The Central Power is a democracy. We look alike, except for rich people and celebrities, who look better. That’s what you’d expect in a democracy [19].
Somehow Billie is assigned to interview a Robo sapiens named Spike, a cosmetically female robot that has just returned from a survey mission to Planet Blue, and then is forced onto a spaceship taking the first human colonists to the new world.

Of course, Spike and Billie fall in love, and things go drastically wrong. There’s a brief interlude about Billy, a young English sailor left behind on Easter Island by Captain Cook’s expedition in 1774. He falls in love with Spikkers, a half-Dutch, half-Islander, “a man of forty years, yet wonderfully preserved, lean and strong, and with a cheerful, inquisitive face that reminded me of a good dog that never had a bad master” (105). Then we’re back with Billie, only on Earth this time, in a near-future Tech City after World War III. Spike is here too, “the world’s first Robo sapiens. She looks amazing – clear skin, green eyes, dark hair. She has no body because she won’t need one. She is a perfect head on a titanium plate” (132). Billie is her tutor, assigned to “teach a robot what it means to be human” (135); she smuggles Spike to Wreck City, the “No Zone” beyond the end of the tramlines, basically like the slums that circle today’s great cities except with residual radiation from the nuclear weapons that flattened the West in the war. In Wreck City they encounter a man Friday and a motley batch of post-punk dykes, mutants, and subversives, and things again get strange.
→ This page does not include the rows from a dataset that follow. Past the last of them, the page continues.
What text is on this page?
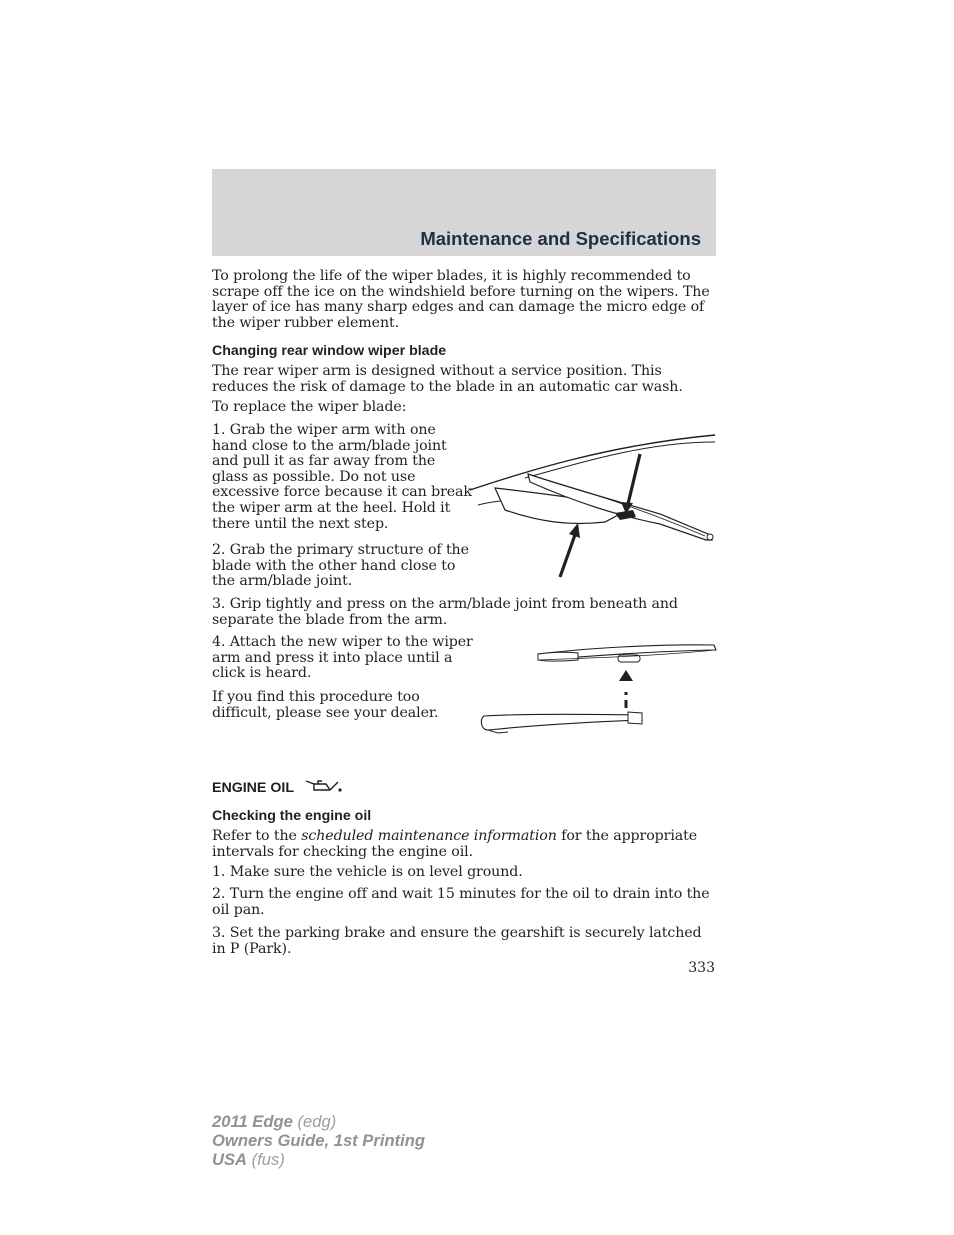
Maintenance and Specifications

To prolong the life of the wiper blades, it is highly recommended to scrape off the ice on the windshield before turning on the wipers. The layer of ice has many sharp edges and can damage the micro edge of the wiper rubber element.

Changing rear window wiper blade

The rear wiper arm is designed without a service position. This reduces the risk of damage to the blade in an automatic car wash.

To replace the wiper blade:

1. Grab the wiper arm with one hand close to the arm/blade joint and pull it as far away from the glass as possible. Do not use excessive force because it can break the wiper arm at the heel. Hold it there until the next step.

2. Grab the primary structure of the blade with the other hand close to the arm/blade joint.

3. Grip tightly and press on the arm/blade joint from beneath and separate the blade from the arm.

4. Attach the new wiper to the wiper arm and press it into place until a click is heard.

If you find this procedure too difficult, please see your dealer.

ENGINE OIL
Checking the engine oil

Refer to the scheduled maintenance information for the appropriate intervals for checking the engine oil.

1. Make sure the vehicle is on level ground.

2. Turn the engine off and wait 15 minutes for the oil to drain into the oil pan.

3. Set the parking brake and ensure the gearshift is securely latched in P (Park).

333
2011 Edge (edg)
Owners Guide, 1st Printing
USA (fus)
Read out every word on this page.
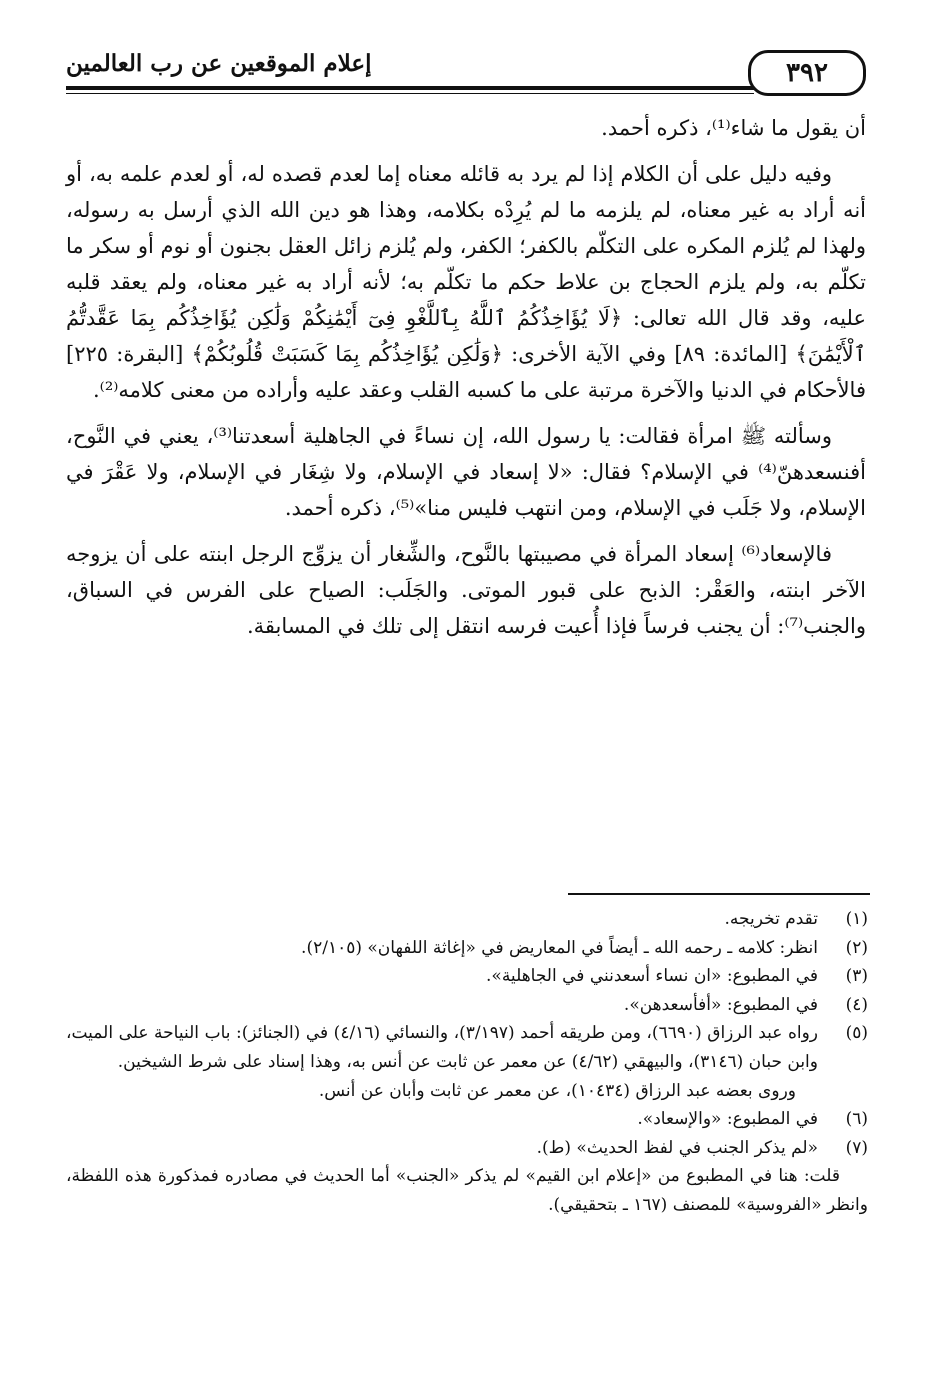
٣٩٢
إعلام الموقعين عن رب العالمين

أن يقول ما شاء⁽¹⁾، ذكره أحمد.

وفيه دليل على أن الكلام إذا لم يرد به قائله معناه إما لعدم قصده له، أو لعدم علمه به، أو أنه أراد به غير معناه، لم يلزمه ما لم يُرِدْه بكلامه، وهذا هو دين الله الذي أرسل به رسوله، ولهذا لم يُلزم المكره على التكلّم بالكفر؛ الكفر، ولم يُلزم زائل العقل بجنون أو نوم أو سكر ما تكلّم به، ولم يلزم الحجاج بن علاط حكم ما تكلّم به؛ لأنه أراد به غير معناه، ولم يعقد قلبه عليه، وقد قال الله تعالى: ﴿لَا يُؤَاخِذُكُمُ ٱللَّهُ بِٱللَّغْوِ فِىٓ أَيْمَٰنِكُمْ وَلَٰكِن يُؤَاخِذُكُم بِمَا عَقَّدتُّمُ ٱلْأَيْمَٰنَ﴾ [المائدة: ٨٩] وفي الآية الأخرى: ﴿وَلَٰكِن يُؤَاخِذُكُم بِمَا كَسَبَتْ قُلُوبُكُمْ﴾ [البقرة: ٢٢٥] فالأحكام في الدنيا والآخرة مرتبة على ما كسبه القلب وعقد عليه وأراده من معنى كلامه⁽²⁾.

وسألته ﷺ امرأة فقالت: يا رسول الله، إن نساءً في الجاهلية أسعدتنا⁽³⁾، يعني في النَّوح، أفنسعدهنّ⁽⁴⁾ في الإسلام؟ فقال: «لا إسعاد في الإسلام، ولا شِغَار في الإسلام، ولا عَقْرَ في الإسلام، ولا جَلَب في الإسلام، ومن انتهب فليس منا»⁽⁵⁾، ذكره أحمد.

فالإسعاد⁽⁶⁾ إسعاد المرأة في مصيبتها بالنَّوح، والشِّغار أن يزوِّج الرجل ابنته على أن يزوجه الآخر ابنته، والعَقْر: الذبح على قبور الموتى. والجَلَب: الصياح على الفرس في السباق، والجنب⁽⁷⁾: أن يجنب فرساً فإذا أُعيت فرسه انتقل إلى تلك في المسابقة.

(١)
تقدم تخريجه.
(٢)
انظر: كلامه ـ رحمه الله ـ أيضاً في المعاريض في «إغاثة اللفهان» (٢/١٠٥).
(٣)
في المطبوع: «ان نساء أسعدنني في الجاهلية».
(٤)
في المطبوع: «أفأسعدهن».
(٥)
رواه عبد الرزاق (٦٦٩٠)، ومن طريقه أحمد (٣/١٩٧)، والنسائي (٤/١٦) في (الجنائز): باب النياحة على الميت، وابن حبان (٣١٤٦)، والبيهقي (٤/٦٢) عن معمر عن ثابت عن أنس به، وهذا إسناد على شرط الشيخين.
وروى بعضه عبد الرزاق (١٠٤٣٤)، عن معمر عن ثابت وأبان عن أنس.
(٦)
في المطبوع: «والإسعاد».
(٧)
«لم يذكر الجنب في لفظ الحديث» (ط).
قلت: هنا في المطبوع من «إعلام ابن القيم» لم يذكر «الجنب» أما الحديث في مصادره فمذكورة هذه اللفظة، وانظر «الفروسية» للمصنف (١٦٧ ـ بتحقيقي).
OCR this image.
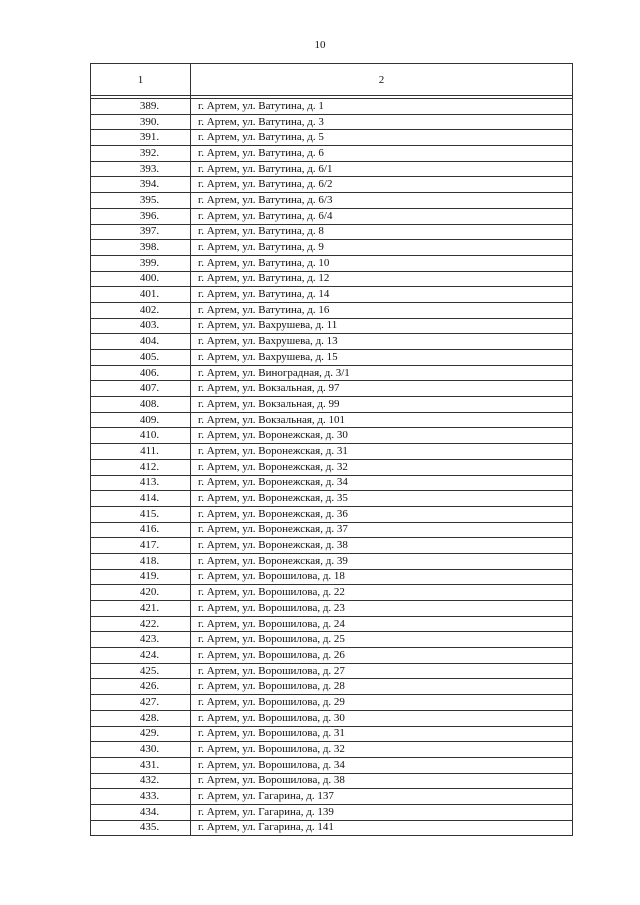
10
1	2

389.	г. Артем, ул. Ватутина, д. 1
390.	г. Артем, ул. Ватутина, д. 3
391.	г. Артем, ул. Ватутина, д. 5
392.	г. Артем, ул. Ватутина, д. 6
393.	г. Артем, ул. Ватутина, д. 6/1
394.	г. Артем, ул. Ватутина, д. 6/2
395.	г. Артем, ул. Ватутина, д. 6/3
396.	г. Артем, ул. Ватутина, д. 6/4
397.	г. Артем, ул. Ватутина, д. 8
398.	г. Артем, ул. Ватутина, д. 9
399.	г. Артем, ул. Ватутина, д. 10
400.	г. Артем, ул. Ватутина, д. 12
401.	г. Артем, ул. Ватутина, д. 14
402.	г. Артем, ул. Ватутина, д. 16
403.	г. Артем, ул. Вахрушева, д. 11
404.	г. Артем, ул. Вахрушева, д. 13
405.	г. Артем, ул. Вахрушева, д. 15
406.	г. Артем, ул. Виноградная, д. 3/1
407.	г. Артем, ул. Вокзальная, д. 97
408.	г. Артем, ул. Вокзальная, д. 99
409.	г. Артем, ул. Вокзальная, д. 101
410.	г. Артем, ул. Воронежская, д. 30
411.	г. Артем, ул. Воронежская, д. 31
412.	г. Артем, ул. Воронежская, д. 32
413.	г. Артем, ул. Воронежская, д. 34
414.	г. Артем, ул. Воронежская, д. 35
415.	г. Артем, ул. Воронежская, д. 36
416.	г. Артем, ул. Воронежская, д. 37
417.	г. Артем, ул. Воронежская, д. 38
418.	г. Артем, ул. Воронежская, д. 39
419.	г. Артем, ул. Ворошилова, д. 18
420.	г. Артем, ул. Ворошилова, д. 22
421.	г. Артем, ул. Ворошилова, д. 23
422.	г. Артем, ул. Ворошилова, д. 24
423.	г. Артем, ул. Ворошилова, д. 25
424.	г. Артем, ул. Ворошилова, д. 26
425.	г. Артем, ул. Ворошилова, д. 27
426.	г. Артем, ул. Ворошилова, д. 28
427.	г. Артем, ул. Ворошилова, д. 29
428.	г. Артем, ул. Ворошилова, д. 30
429.	г. Артем, ул. Ворошилова, д. 31
430.	г. Артем, ул. Ворошилова, д. 32
431.	г. Артем, ул. Ворошилова, д. 34
432.	г. Артем, ул. Ворошилова, д. 38
433.	г. Артем, ул. Гагарина, д. 137
434.	г. Артем, ул. Гагарина, д. 139
435.	г. Артем, ул. Гагарина, д. 141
More than that I won’t say, because you should read it for yourself. The Stone Gods is more fun than any book of Winterson’s I can remember. Admittedly she’s not for all tastes – at her wildest she’s a bit dry – but she seems to have let loose here. If she hasn’t quite regained the energy of her earlier work, she’s acquired a new verve that is very encouraging to see. The satire is sharp and, I think, hits the mark. And oddly, The Stone Gods was published at about the same time as Terry Pratchett’s latest Discworld book, Making Money, which is also satirical and also features a female (though heterosexual) love interest named Spike.